Denn in unserer Gesellschaft ist das Interesse an der Bundeswehr sehr wenig ausgeprägt und, wenn es gut geht, durch "freundliches Desinteresse" gekennzeichnet. In Deutschland darf man Soldaten ungestraft „potentielle Mörder“ nennen. Die Berichterstattung in den meisten Medien konzentriert sich auf Negativaspekte, auf Skandale und Fehlleistungen von Soldaten. Die derzeitige politische Leitung hat das Vertrauen der Soldaten verspielt. Die Bundeswehr wird auf regionaler und kommunaler Ebene eher als Wirtschaftsfaktor wahrgenommen, denn als Organisation, in der es eine Ehre ist, zu dienen. Die Teilnahme der Soldaten der Bundeswehr am Krieg in Afghanistan wird durch die Mehrheit der Bevölkerung negativ beurteilt, mehrheitliche Solidarität ist von dieser Gesellschaft für Soldaten derzeit nicht zu erwarten. Die Haltung der Gesellschaft der Bundeswehr gegenüber ist indifferent. Die Bundeswehr genießt in der Gesellschaft nicht die Anerkennung, die sie verdient. Ein Wiederbeleben der Wehrpflicht wird die sicherheitspolitisch ungebildete und desinteressierte deutsche Gesellschaft nicht ändern!

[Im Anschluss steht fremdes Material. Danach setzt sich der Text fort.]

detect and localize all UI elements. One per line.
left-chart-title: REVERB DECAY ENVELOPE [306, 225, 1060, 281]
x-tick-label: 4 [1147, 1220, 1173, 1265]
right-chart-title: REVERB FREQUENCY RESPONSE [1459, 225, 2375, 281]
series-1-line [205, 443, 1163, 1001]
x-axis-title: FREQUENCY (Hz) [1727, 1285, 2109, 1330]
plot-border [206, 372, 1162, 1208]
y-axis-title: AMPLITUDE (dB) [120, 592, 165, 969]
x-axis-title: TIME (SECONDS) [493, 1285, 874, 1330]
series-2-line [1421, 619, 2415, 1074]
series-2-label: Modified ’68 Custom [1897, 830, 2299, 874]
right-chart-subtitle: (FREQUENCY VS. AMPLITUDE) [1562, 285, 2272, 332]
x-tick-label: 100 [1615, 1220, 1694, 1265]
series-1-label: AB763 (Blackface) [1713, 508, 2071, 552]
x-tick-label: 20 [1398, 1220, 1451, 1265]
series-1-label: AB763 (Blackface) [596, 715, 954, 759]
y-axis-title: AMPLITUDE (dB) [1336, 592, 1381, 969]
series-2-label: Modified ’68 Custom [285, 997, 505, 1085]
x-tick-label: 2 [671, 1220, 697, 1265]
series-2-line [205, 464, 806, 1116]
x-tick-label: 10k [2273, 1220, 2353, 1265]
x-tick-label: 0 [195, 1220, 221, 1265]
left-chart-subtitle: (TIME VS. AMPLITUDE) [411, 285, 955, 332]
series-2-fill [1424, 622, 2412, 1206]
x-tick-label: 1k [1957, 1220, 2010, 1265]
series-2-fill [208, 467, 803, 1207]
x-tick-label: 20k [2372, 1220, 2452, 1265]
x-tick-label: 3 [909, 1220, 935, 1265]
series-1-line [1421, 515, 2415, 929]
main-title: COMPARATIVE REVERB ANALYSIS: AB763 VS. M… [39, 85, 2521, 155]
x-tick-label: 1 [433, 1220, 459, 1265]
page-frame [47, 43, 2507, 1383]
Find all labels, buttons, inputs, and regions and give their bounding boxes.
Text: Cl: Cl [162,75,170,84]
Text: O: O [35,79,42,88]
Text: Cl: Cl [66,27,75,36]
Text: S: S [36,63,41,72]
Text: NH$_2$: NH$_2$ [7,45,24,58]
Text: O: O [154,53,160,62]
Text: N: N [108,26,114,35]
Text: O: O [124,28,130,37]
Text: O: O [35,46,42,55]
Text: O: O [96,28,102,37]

Die einzig sinnvolle Maßnahme wäre deswegen die Einführung einer allgemeinen Dienstpflicht für alle Frauen und Männer, die in der Bundeswehr oder in sozialen und gemeinschaftsdienlichen Einrichtungen geleistet werden muss. Diese Dienstpflicht darf ein Jahr nicht unterschreiten, muss gerecht organisiert und von der Gesellschaft akzeptiert werden. Ob die derzeit verantwortlichen Politiker in der Lage sein werden, die erforderliche öffentliche Diskussion sachorientiert zu führen, intensiv zu informieren und bürgernah zu kommunizieren, um die erforderliche nachhaltige gesellschaftliche Solidarität zu erzeugen, muss sich zeigen.